We describe 3 patients with relapsed/refractory acute myeloid leukemia who developed clinically-apparent differentiation concurrent with clinical response during monotherapy with AG-120, a novel, oral inhibitor of mutant isocitrate dehydrogenase 1. Symptoms included marked leukocytosis and exuberant neutrophil recovery among other clinically-apparent constitutional manifestations. Awareness of the potential for differentiation syndrome with such inhibitors, and prompt identification and intervention, are essential to facilitate clinical resolution.
Background
Cancer-associated isocitrate dehydrogenase (IDH) mutations block normal cellular differentiation via production of the oncometabolite, R-2-hydroxyglutarate.

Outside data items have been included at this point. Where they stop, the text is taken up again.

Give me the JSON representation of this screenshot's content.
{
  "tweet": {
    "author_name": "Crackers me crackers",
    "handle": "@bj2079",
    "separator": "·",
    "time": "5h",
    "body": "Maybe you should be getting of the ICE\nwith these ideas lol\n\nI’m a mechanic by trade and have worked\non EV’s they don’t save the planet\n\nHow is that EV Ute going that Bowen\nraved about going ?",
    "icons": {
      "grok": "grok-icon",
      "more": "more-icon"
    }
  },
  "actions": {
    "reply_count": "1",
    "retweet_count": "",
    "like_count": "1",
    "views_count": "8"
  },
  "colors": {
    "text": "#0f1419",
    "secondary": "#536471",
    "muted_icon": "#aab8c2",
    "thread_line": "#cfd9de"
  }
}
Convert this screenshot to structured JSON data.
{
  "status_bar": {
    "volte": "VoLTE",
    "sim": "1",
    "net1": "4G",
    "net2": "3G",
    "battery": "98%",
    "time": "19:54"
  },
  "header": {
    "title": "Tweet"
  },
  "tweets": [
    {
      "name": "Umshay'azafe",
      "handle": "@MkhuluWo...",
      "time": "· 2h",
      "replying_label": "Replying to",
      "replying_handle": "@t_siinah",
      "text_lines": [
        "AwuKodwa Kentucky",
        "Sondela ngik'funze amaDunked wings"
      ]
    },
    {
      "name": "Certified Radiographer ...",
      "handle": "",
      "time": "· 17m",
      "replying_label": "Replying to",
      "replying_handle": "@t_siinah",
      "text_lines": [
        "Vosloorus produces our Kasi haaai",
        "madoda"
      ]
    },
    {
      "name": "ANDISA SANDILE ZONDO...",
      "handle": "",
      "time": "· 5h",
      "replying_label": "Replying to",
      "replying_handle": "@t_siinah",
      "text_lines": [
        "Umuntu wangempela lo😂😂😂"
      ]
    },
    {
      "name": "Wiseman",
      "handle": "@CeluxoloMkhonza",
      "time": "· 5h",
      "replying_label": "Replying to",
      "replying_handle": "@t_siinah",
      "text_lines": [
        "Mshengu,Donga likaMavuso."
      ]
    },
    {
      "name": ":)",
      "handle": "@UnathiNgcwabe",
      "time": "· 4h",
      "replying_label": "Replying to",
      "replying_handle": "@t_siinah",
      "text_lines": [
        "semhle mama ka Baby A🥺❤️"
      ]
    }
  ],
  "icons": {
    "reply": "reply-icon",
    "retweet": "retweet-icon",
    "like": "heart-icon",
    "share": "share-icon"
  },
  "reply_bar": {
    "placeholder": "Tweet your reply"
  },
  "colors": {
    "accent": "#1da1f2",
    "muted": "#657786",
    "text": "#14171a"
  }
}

In patients with acute myeloid leukemia (AML) receiving targeted mutant IDH inhibitor therapy, neutrophil recovery within the setting of clinical differentiation syndrome (DS) has been anecdotally described.
Patients and Methods
We describe 3 patients who developed clinically apparent DS while on monotherapy with the mutant IDH1 inhibitor, AG-120, for relapsed/refractory AML.
Results
AG-120-induced differentiation commenced within the first 60 days of treatment, notably in the same timeframe as clinical response, strengthening the purported mechanism of targeted mutant IDH-inhibitor therapy via successful myeloid maturation. Symptoms of DS were non-specific and included culture-negative fever, edema, hypotension, malaise, and pleural and/or pericardial effusions, in addition to marked neutrophil-predominant leukocytosis.
Conclusion
DS can occur during treatment with targeted mutant IDH1 inhibitor therapy. Patients may present with non-specific clinical manifestations often in the setting of leukocytosis related to exuberant neutrophil recovery. Prompt identification and initiation of treatment interventions, including hydroxyurea, corticosteroids and/or consideration of temporary treatment discontinuation, are important to facilitate prompt resolution.